I still yearn for Palestinian friends to find peace and equality, but realise that like so many enduring issues in world politics – it’s complicated. 

To love your enemy does not mean to pretend that your enemy is a friend - at least not yet. Many people reading this will have passionate commitments to one story or the other. Yet surely to love our enemies does mean to try to begin to see the story from another perspective, to try at least to put yourself in the shoes of the other, to entertain for a moment a little bit of doubt about the certainty of your own moral case.  

Loving your enemy might well be a ridiculous, impractical idea. Yet the alternative is hardly turning out well. 

It is what some within the land of Israel have tried to do. Salim Munayer and Lisa Loden are, respectively, Palestinian and Jewish Christians. Their book Through My Enemy’s Eyes tries to do just that – showing how Palestinian and Jewish Christians read the same Bible through different lens, and beginning to imagine how some form of reconciliation might be possible. Organisations like Musalaha and Telos are trying to buck the trend, helping each side meet the other and begin to imagine what reconciliation might look like.  

Loving your enemy might well be a ridiculous, impractical idea. Yet the alternative is hardly turning out well.
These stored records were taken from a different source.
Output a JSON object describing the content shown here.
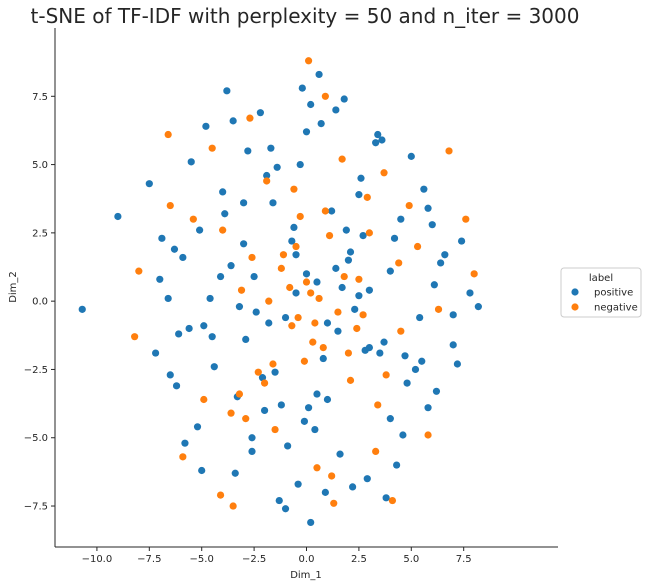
{
  "chart_data": {
    "type": "scatter",
    "title": "t-SNE of TF-IDF with perplexity = 50 and n_iter = 3000",
    "xlabel": "Dim_1",
    "ylabel": "Dim_2",
    "xlim": [
      -12,
      12
    ],
    "ylim": [
      -9,
      10
    ],
    "xticks": [
      -10.0,
      -7.5,
      -5.0,
      -2.5,
      0.0,
      2.5,
      5.0,
      7.5
    ],
    "xtick_labels": [
      "−10.0",
      "−7.5",
      "−5.0",
      "−2.5",
      "0.0",
      "2.5",
      "5.0",
      "7.5"
    ],
    "yticks": [
      -7.5,
      -5.0,
      -2.5,
      0.0,
      2.5,
      5.0,
      7.5
    ],
    "ytick_labels": [
      "−7.5",
      "−5.0",
      "−2.5",
      "0.0",
      "2.5",
      "5.0",
      "7.5"
    ],
    "grid": false,
    "legend": {
      "title": "label",
      "placement": "right"
    },
    "series": [
      {
        "name": "positive",
        "color": "#1f77b4",
        "x": [
          -10.7,
          -9.0,
          -7.5,
          -7.2,
          -6.9,
          -6.6,
          -6.2,
          -5.9,
          -5.5,
          -5.2,
          -4.8,
          -4.4,
          -4.1,
          -3.8,
          -3.4,
          -3.0,
          -2.6,
          -2.2,
          -1.8,
          -1.4,
          -1.0,
          -0.6,
          -0.2,
          0.2,
          0.6,
          1.0,
          1.4,
          1.8,
          2.2,
          2.6,
          3.0,
          3.4,
          3.8,
          4.2,
          4.6,
          5.0,
          5.4,
          5.8,
          6.2,
          6.6,
          7.0,
          7.4,
          7.8,
          8.2,
          -6.5,
          -5.0,
          -3.5,
          -2.0,
          -0.5,
          1.0,
          2.5,
          4.0,
          5.5,
          7.0,
          -4.5,
          -3.0,
          -1.5,
          0.0,
          1.5,
          3.0,
          4.5,
          6.0,
          -2.5,
          -1.0,
          0.5,
          2.0,
          3.5,
          -0.7,
          0.8,
          2.3,
          -1.6,
          0.1,
          1.9,
          -3.2,
          3.3,
          -5.8,
          5.8,
          -7.0,
          7.2,
          -4.0,
          4.3,
          -2.8,
          2.9,
          -0.3,
          0.4,
          1.2,
          -1.2,
          -2.1,
          2.1,
          -3.6,
          3.7,
          -4.9,
          4.8,
          -6.1,
          6.4,
          0.0,
          -0.9,
          0.9,
          -1.9,
          1.6,
          -2.9,
          2.7,
          -3.9,
          4.0,
          -5.1,
          5.2,
          -6.3,
          6.1,
          -0.4,
          0.7,
          -1.3,
          1.4,
          -2.4,
          2.5,
          -3.3,
          3.6,
          -4.6,
          4.7,
          -5.6,
          5.6,
          0.2,
          -0.1,
          -0.5,
          0.5,
          -1.7,
          1.7,
          -2.6,
          2.8
        ],
        "y": [
          -0.3,
          3.1,
          4.3,
          -1.9,
          2.3,
          0.1,
          -3.1,
          1.6,
          5.1,
          -4.6,
          6.4,
          -2.4,
          0.9,
          7.7,
          -6.3,
          3.6,
          -5.5,
          6.9,
          -0.8,
          4.9,
          -7.6,
          2.7,
          7.8,
          -8.1,
          8.3,
          -3.6,
          1.2,
          7.4,
          -6.8,
          4.5,
          -1.7,
          6.1,
          -7.2,
          2.3,
          -4.9,
          5.3,
          -0.6,
          3.4,
          -3.3,
          1.7,
          -1.6,
          2.2,
          0.3,
          -0.2,
          -2.7,
          -6.2,
          6.6,
          -4.0,
          0.3,
          -0.8,
          3.9,
          1.1,
          -2.2,
          -0.5,
          -1.3,
          2.1,
          -2.6,
          1.0,
          -1.1,
          0.4,
          3.0,
          2.8,
          0.9,
          -0.6,
          0.7,
          1.5,
          -1.9,
          2.2,
          -2.1,
          -0.3,
          3.6,
          -3.9,
          2.6,
          -0.2,
          5.8,
          -5.2,
          -3.9,
          0.8,
          -2.3,
          4.0,
          -6.0,
          5.5,
          -6.5,
          5.0,
          -4.7,
          3.3,
          -3.8,
          -2.8,
          1.8,
          1.3,
          -1.5,
          -0.9,
          -3.0,
          -1.2,
          1.4,
          6.2,
          -5.3,
          -7.0,
          4.6,
          -5.6,
          -1.4,
          2.4,
          3.2,
          -4.3,
          2.6,
          -2.5,
          1.9,
          0.6,
          -6.7,
          6.5,
          -7.3,
          7.0,
          -0.4,
          0.2,
          -3.5,
          5.9,
          0.1,
          -2.0,
          -1.0,
          4.1,
          7.2,
          -4.4,
          1.7,
          -3.4,
          5.6,
          0.5,
          -5.0,
          -1.8
        ]
      },
      {
        "name": "negative",
        "color": "#ff7f0e",
        "x": [
          -8.0,
          -8.2,
          -6.6,
          -6.5,
          -5.9,
          -5.4,
          -4.9,
          -4.5,
          -4.1,
          -3.6,
          -3.5,
          -3.1,
          -2.7,
          -2.3,
          -1.9,
          -1.5,
          -1.1,
          -0.7,
          -0.3,
          0.1,
          0.5,
          0.9,
          1.3,
          1.7,
          2.1,
          2.5,
          2.9,
          3.3,
          3.7,
          4.1,
          4.5,
          4.9,
          5.3,
          5.8,
          6.3,
          6.8,
          7.6,
          8.0,
          -0.8,
          0.3,
          1.1,
          -1.6,
          2.0,
          -2.6,
          3.0,
          -3.2,
          3.8,
          -0.4,
          0.6,
          1.5,
          -1.2,
          2.4,
          -2.0,
          0.9,
          -0.1,
          0.0,
          0.4,
          -0.5,
          1.8,
          -1.8,
          2.7,
          -2.9,
          3.4,
          -4.0,
          4.4,
          0.8,
          0.2,
          -0.6,
          1.2
        ],
        "y": [
          1.1,
          -1.3,
          6.1,
          3.5,
          -5.7,
          3.0,
          -3.6,
          5.6,
          -7.1,
          -4.1,
          -7.5,
          0.4,
          6.7,
          -2.6,
          4.4,
          -4.7,
          1.7,
          -0.9,
          3.1,
          8.8,
          -6.1,
          7.5,
          -7.4,
          5.2,
          -2.9,
          0.8,
          3.8,
          -5.5,
          4.7,
          -7.3,
          -1.1,
          3.5,
          2.0,
          -4.9,
          -0.3,
          5.5,
          3.0,
          1.0,
          0.5,
          -1.5,
          2.4,
          -2.3,
          -1.9,
          1.6,
          2.5,
          -3.4,
          -2.7,
          -0.6,
          0.1,
          -0.4,
          1.2,
          -1.0,
          -3.0,
          3.3,
          -2.2,
          0.7,
          -0.8,
          2.0,
          0.9,
          0.0,
          -0.5,
          -4.3,
          -3.8,
          2.6,
          1.4,
          -1.7,
          0.3,
          4.1,
          -6.4
        ]
      }
    ]
  }
}
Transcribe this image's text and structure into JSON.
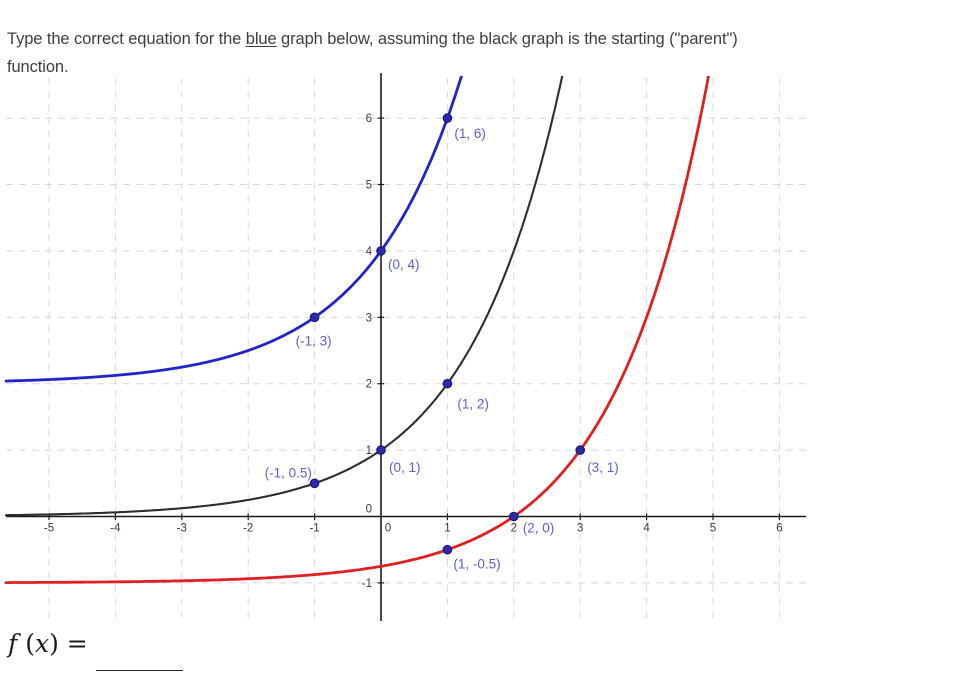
{
  "prompt": {
    "before_emphasis": "Type the correct equation for the ",
    "emphasis": "blue",
    "after_emphasis": " graph below, assuming the black graph is the starting (\"parent\")",
    "line2": "function."
  },
  "answer": {
    "f": "f",
    "open_paren": " (",
    "x": "x",
    "close_paren": ") ",
    "equals": "=",
    "blank_value": ""
  },
  "colors": {
    "grid": "#d8d8d8",
    "axis": "#1a1a1a",
    "tick_label": "#3a3a3a",
    "point_fill": "#2b2ba6",
    "point_stroke": "#15157a",
    "point_label": "#5c5cd6",
    "blue_curve": "#2323cc",
    "black_curve": "#2e2e2e",
    "red_curve": "#e02020"
  },
  "chart_data": {
    "type": "line",
    "title": "",
    "xlabel": "",
    "ylabel": "",
    "grid": true,
    "x_ticks": [
      -5,
      -4,
      -3,
      -2,
      -1,
      0,
      1,
      2,
      3,
      4,
      5,
      6
    ],
    "y_ticks": [
      -1,
      0,
      1,
      2,
      3,
      4,
      5,
      6
    ],
    "x_range": [
      -5.66,
      6.4
    ],
    "y_range": [
      -1.63,
      6.6
    ],
    "series": [
      {
        "name": "black-parent",
        "role": "parent function",
        "equation": "y = 2^x",
        "color": "#2e2e2e",
        "stroke_width": 2.1,
        "a": 1,
        "b": 2,
        "h": 0,
        "k": 0,
        "asymptote_y": 0,
        "points": [
          {
            "x": -1,
            "y": 0.5,
            "label": "(-1, 0.5)",
            "dx": -50,
            "dy": -6
          },
          {
            "x": 0,
            "y": 1,
            "label": "(0, 1)",
            "dx": 8,
            "dy": 22
          },
          {
            "x": 1,
            "y": 2,
            "label": "(1, 2)",
            "dx": 10,
            "dy": 25
          }
        ]
      },
      {
        "name": "blue-target",
        "role": "target graph",
        "equation": "y = 2^(x+1) + 2",
        "color": "#2323cc",
        "stroke_width": 2.8,
        "a": 1,
        "b": 2,
        "h": -1,
        "k": 2,
        "asymptote_y": 2,
        "points": [
          {
            "x": -1,
            "y": 3,
            "label": "(-1, 3)",
            "dx": -19,
            "dy": 28
          },
          {
            "x": 0,
            "y": 4,
            "label": "(0, 4)",
            "dx": 7,
            "dy": 18
          },
          {
            "x": 1,
            "y": 6,
            "label": "(1, 6)",
            "dx": 7,
            "dy": 20
          }
        ]
      },
      {
        "name": "red-shifted",
        "role": "second transformed graph",
        "equation": "y = 2^(x-2) - 1",
        "color": "#e02020",
        "stroke_width": 2.8,
        "a": 1,
        "b": 2,
        "h": 2,
        "k": -1,
        "asymptote_y": -1,
        "points": [
          {
            "x": 1,
            "y": -0.5,
            "label": "(1, -0.5)",
            "dx": 6,
            "dy": 19
          },
          {
            "x": 2,
            "y": 0,
            "label": "(2, 0)",
            "dx": 9,
            "dy": 16
          },
          {
            "x": 3,
            "y": 1,
            "label": "(3, 1)",
            "dx": 7,
            "dy": 22
          }
        ]
      }
    ]
  }
}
If Israeli radicals were to succeed in expelling all Palestinians from the West Bank or Gaza, or Hamas / Hezbollah were to succeed in expelling the Jews from Israel - Neither is a solution that speaks of justice.  

It is hard to imagine any progress towards peace without something of this attempt to try to understand a different perspective. You cannot build peace without being a peacemaker – a figure often misunderstood, but according to Jesus, also strangely blessed. Whatever side you are on, perhaps you have a moral duty to make every effort to understand the other. Unless we do, we cannot begin to help resolve this most intractable and dangerous of global problems.